This is a bullish strategy.

When we write a Naked Put Option, it means we decide to write an option without owning the underlying stock. However, we are still obligated to purchase the stock from the buyer of the Put Option if they choose to exercise it, however the stock has to be at or below the strike price.

Because of this, the stock broker will hold the necessary cash from our account in trust to ensure that we can buy the stock. The buyer of the Put Option is expecting the price of the stock to go down and hopes to obligate us to buy the stock off them at the higher strike price.

This is a high reward and high risk strategy.

The are two reasons for this strategy:

  • First is to receive an option premium with out buying the stock.
  • Second is to be able to own the Stock XYZ at a lower price.

We write Naked Puts when we expect a stock to be bullish.

Example: Stock XYZ is trading at 30.00 and based on our research, we believe the stock is on its way to 40.00. We would Write a Naked Put of 25.00.00 strike price and receive 2.50 option premium. As expected, stock XYZ increases in value to $40.00 by expiration date and the option expires worthless, and we keep the option premium, 2.50 times 100 per contract, times the number of contracts we wrote.

As the writer of the option, there is a risk for us if the stock should decrease in value. (Remember, we have received a non-refundable option premium of $2.50 per stock).

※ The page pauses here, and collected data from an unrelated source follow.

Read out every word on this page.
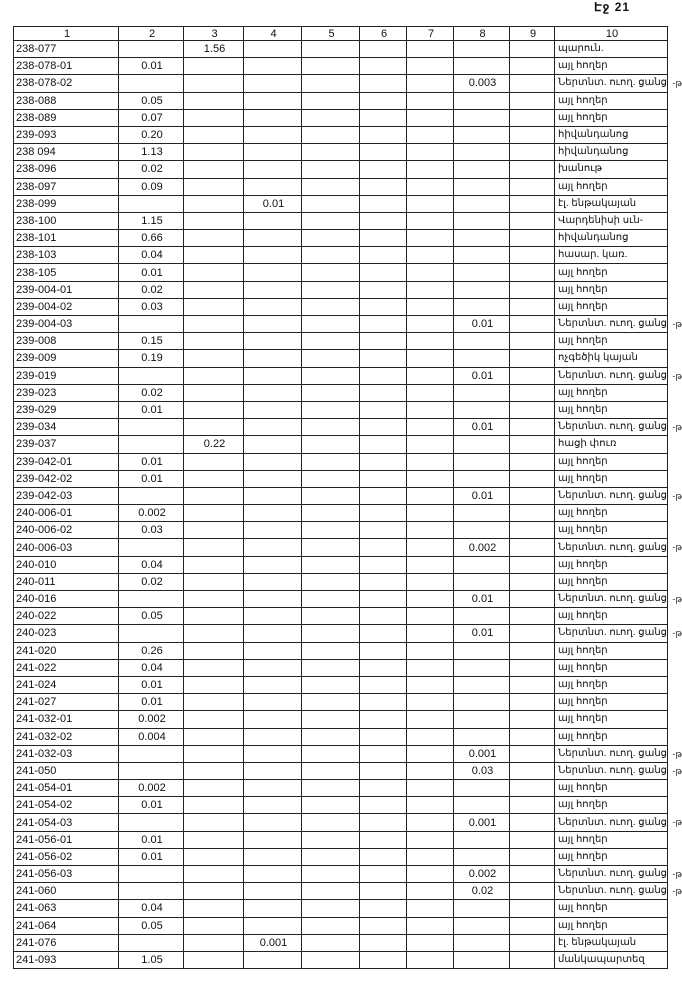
Էջ 21
1	2	3	4	5	6	7	8	9	10
238-077		1.56							պարուն.

238-078-01	0.01								այլ հողեր

238-078-02							0.003		Ներտնտ. ուող. ցանց -թ

238-088	0.05								այլ հողեր

238-089	0.07								այլ հողեր

239-093	0.20								հիվանդանոց

238 094	1.13								հիվանդանոց

238-096	0.02								խանութ

238-097	0.09								այլ հողեր

238-099			0.01						էլ. ենթակայան

238-100	1.15								Վարդենիսի սւն-

238-101	0.66								հիվանդանոց

238-103	0.04								հասար. կառ.

238-105	0.01								այլ հողեր

239-004-01	0.02								այլ հողեր

239-004-02	0.03								այլ հողեր

239-004-03							0.01		Ներտնտ. ուող. ցանց -թ

239-008	0.15								այլ հողեր

239-009	0.19								ոչգեծիկ կայան

239-019							0.01		Ներտնտ. ուող. ցանց -թ

239-023	0.02								այլ հողեր

239-029	0.01								այլ հողեր

239-034							0.01		Ներտնտ. ուող. ցանց -թ

239-037		0.22							հացի փուռ

239-042-01	0.01								այլ հողեր

239-042-02	0.01								այլ հողեր

239-042-03							0.01		Ներտնտ. ուող. ցանց -թ

240-006-01	0.002								այլ հողեր

240-006-02	0.03								այլ հողեր

240-006-03							0.002		Ներտնտ. ուող. ցանց -թ

240-010	0.04								այլ հողեր

240-011	0.02								այլ հողեր

240-016							0.01		Ներտնտ. ուող. ցանց -թ

240-022	0.05								այլ հողեր

240-023							0.01		Ներտնտ. ուող. ցանց -թ

241-020	0.26								այլ հողեր

241-022	0.04								այլ հողեր

241-024	0.01								այլ հողեր

241-027	0.01								այլ հողեր

241-032-01	0.002								այլ հողեր

241-032-02	0.004								այլ հողեր

241-032-03							0.001		Ներտնտ. ուող. ցանց -թ

241-050							0.03		Ներտնտ. ուող. ցանց -թ

241-054-01	0.002								այլ հողեր

241-054-02	0.01								այլ հողեր

241-054-03							0.001		Ներտնտ. ուող. ցանց -թ

241-056-01	0.01								այլ հողեր

241-056-02	0.01								այլ հողեր

241-056-03							0.002		Ներտնտ. ուող. ցանց -թ

241-060							0.02		Ներտնտ. ուող. ցանց -թ

241-063	0.04								այլ հողեր

241-064	0.05								այլ հողեր

241-076			0.001						էլ. ենթակայան

241-093	1.05								մանկապարտեզ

If the stock decreases to $24 and the buyer of the put exercises the option forcing us to buy the stock off him for $25.00 we are still ahead. We turn around and sell the stock and lose $1.00, but this is offset by the $2.50 option premium, leaving us $1.50 ahead. We could also choose to hold the stock, if we still expect it to go up.

However, if there has been a significant drop in price, we may find ourselves in a losing position, even after we factor in the option premium. There are several things we can do to salvage our position:

1. Buy to close out the position we wrote; we close out the position by buying back the same Put Option with the same Strike Price and same expiration date.

We will may have to pay more money for that position then we receive.

2. If we still feel bullish on Stock XYZ, we may roll over the position and write another Put Option on the stock and repeat the process. We receive the premium which is more then our earlier losses.

Example: In the original play we wrote (sold) the $25.00 Put for $2.50, when stock XYZ dropped in value we covered by buying back the same position lets say for $3.50, we are now losing $1.00, to roll over simply means to write the next month out the $25.00 strike price for $4.50 we are receiving additional money because of the extra time period.

Originally we received $2.50 the play did not work we bought it back for $3.50 we are still bullish on the stock so we wrote the play over again and received $4.50 - $1.00 for the previous loss and we have an extra $3.00 in our account per option.

Points to remember when writing Naked Puts:

  • rite Naked Puts only on bullish stocks that are in a up trend.
  • rite Naked Puts on stocks that we would not mind owning.
  • rite Naked Puts on stocks Out of the Money. There is a chance In the money options may be exercised even if the buyer of the option is only trying to recoup some of his loses.